When I first visited WebXACT and entered the URL of my personal home page, it was not clear from the UI that it would be recursively retrieving pages based on the links in the entered page. Based on my server access logs, the WebXACT bot appears to lie about its identity (it claims to be MSIE 6), and it does not respect robots.txt while merrily recursing through my links. This means it fell into my spambot trap and was automatically banned, which confused it very much. It always appears to come from 65.61.165.199, which I unblocked long enough to get an actual report, but which I am re-blocking now until they fix their bot.

The quality report appears to be their old version of Watchfire, which checked for dead links, missing ALT text, missing @width and @height attributes on images, and a few other things.

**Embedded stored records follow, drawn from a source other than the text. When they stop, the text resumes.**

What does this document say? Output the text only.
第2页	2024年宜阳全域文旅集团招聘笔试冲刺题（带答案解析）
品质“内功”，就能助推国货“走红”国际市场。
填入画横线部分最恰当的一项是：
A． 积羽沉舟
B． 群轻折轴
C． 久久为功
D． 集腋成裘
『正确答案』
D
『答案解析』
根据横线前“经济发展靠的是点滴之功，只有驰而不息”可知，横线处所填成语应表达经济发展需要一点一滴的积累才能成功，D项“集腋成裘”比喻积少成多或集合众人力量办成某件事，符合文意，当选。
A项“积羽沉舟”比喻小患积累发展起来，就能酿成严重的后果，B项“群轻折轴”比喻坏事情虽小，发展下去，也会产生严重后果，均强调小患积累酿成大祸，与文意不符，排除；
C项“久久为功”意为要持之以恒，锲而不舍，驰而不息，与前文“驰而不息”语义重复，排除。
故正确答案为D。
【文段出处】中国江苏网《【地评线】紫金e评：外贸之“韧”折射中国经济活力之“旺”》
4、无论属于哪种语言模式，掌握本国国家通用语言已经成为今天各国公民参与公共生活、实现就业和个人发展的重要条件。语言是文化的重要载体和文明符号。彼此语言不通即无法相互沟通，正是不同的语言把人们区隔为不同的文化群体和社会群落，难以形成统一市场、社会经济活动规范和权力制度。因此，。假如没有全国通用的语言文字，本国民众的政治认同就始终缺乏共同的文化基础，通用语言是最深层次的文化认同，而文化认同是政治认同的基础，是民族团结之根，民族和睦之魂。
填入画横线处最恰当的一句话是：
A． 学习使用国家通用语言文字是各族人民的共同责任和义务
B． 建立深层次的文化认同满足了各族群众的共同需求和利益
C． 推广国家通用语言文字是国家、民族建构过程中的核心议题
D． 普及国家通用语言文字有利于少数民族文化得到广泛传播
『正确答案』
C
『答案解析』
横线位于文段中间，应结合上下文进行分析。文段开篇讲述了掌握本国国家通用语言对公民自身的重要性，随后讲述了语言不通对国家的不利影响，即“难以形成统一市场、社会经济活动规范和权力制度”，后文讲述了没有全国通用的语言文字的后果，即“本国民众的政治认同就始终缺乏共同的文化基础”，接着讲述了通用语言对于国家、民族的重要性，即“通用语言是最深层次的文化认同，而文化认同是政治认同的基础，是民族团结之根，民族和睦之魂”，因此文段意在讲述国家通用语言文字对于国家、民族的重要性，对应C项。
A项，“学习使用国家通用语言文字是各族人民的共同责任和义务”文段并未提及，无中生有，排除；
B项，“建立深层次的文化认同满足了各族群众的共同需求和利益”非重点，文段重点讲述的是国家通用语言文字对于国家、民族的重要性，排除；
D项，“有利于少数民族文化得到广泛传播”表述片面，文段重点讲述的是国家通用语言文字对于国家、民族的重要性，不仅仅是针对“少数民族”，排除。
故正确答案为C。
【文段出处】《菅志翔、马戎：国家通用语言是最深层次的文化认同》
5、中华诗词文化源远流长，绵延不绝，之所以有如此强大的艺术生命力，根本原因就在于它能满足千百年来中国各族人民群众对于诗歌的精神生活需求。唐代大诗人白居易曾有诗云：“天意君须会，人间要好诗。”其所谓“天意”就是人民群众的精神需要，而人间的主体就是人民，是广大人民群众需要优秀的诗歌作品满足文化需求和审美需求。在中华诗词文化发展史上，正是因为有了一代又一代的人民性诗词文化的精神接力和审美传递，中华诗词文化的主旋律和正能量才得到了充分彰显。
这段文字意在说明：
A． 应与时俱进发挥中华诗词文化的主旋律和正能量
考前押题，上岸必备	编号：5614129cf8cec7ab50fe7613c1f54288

A useful service, to be sure, although simply coding to web standards will catch some of the same errors.

The accessibility report is more problematic. Accessibility checking has always been problematic, since there are some checks that simply can not be automaed. WebXACT appears to be a spruced-up version of Bobby, which was a fine tool for what it did. However, WebXACT appears to share Bobby’s main weakness, which is to say that it is still gives scary-sounding false positives on anything it can’t verify automatically, with no way for the end user to manually override and say “OK, I checked this one, let’s move on”. Maybe their pay service has this; I can’t tell.

The privacy report checks for the presence of a P3P privacy policy. Many people believe that the P3P model has a number of fundamental flaws, see for example this critique from 2000, and this somewhat more recent critique.

But the main problem with WebXACT is that it does not live up to the rules it purports to require from others. The WebXACT service itself is not even remotely accessible, since it requires Javascript to function. This fails WCAG checkpoint 6.3 (“Ensure that pages are usable when scripts, applets, or other programmatic objects are turned off or not supported”). This is a priority 1 checkpoint. If that sounds bad, you’re right. But it gets worse.

I turned off Javascript in Mozilla and the WebXACT home page displayed this warning:

WebXACT may not fully support your browser.

At this time WebXACT requires JavaScript support to operate.

I happened to have my previous report still open in another tab, but it was now next to useless because they use Javascript for all their navigation links within the report. Now that Javascript was turned off, I could not even switch between the tabs within my report, or view linked documentation pages explaining, for example, that I should ensure that pages are usable when scripts, applets, or other programmatic objects are turned off or not supported.

I visited the WebXACT home page in Lynx and did not see the Javascript warning, but when I tried to check a page it got as far as the progress bar page and never progressed.

When WatchFire fixes the accessibility problems in their accessibility checker, I will be happy to re-review it. Until then, I can’t recommend it to anyone. I can’t put my trust in a tool that doesn’t live up to its own rules.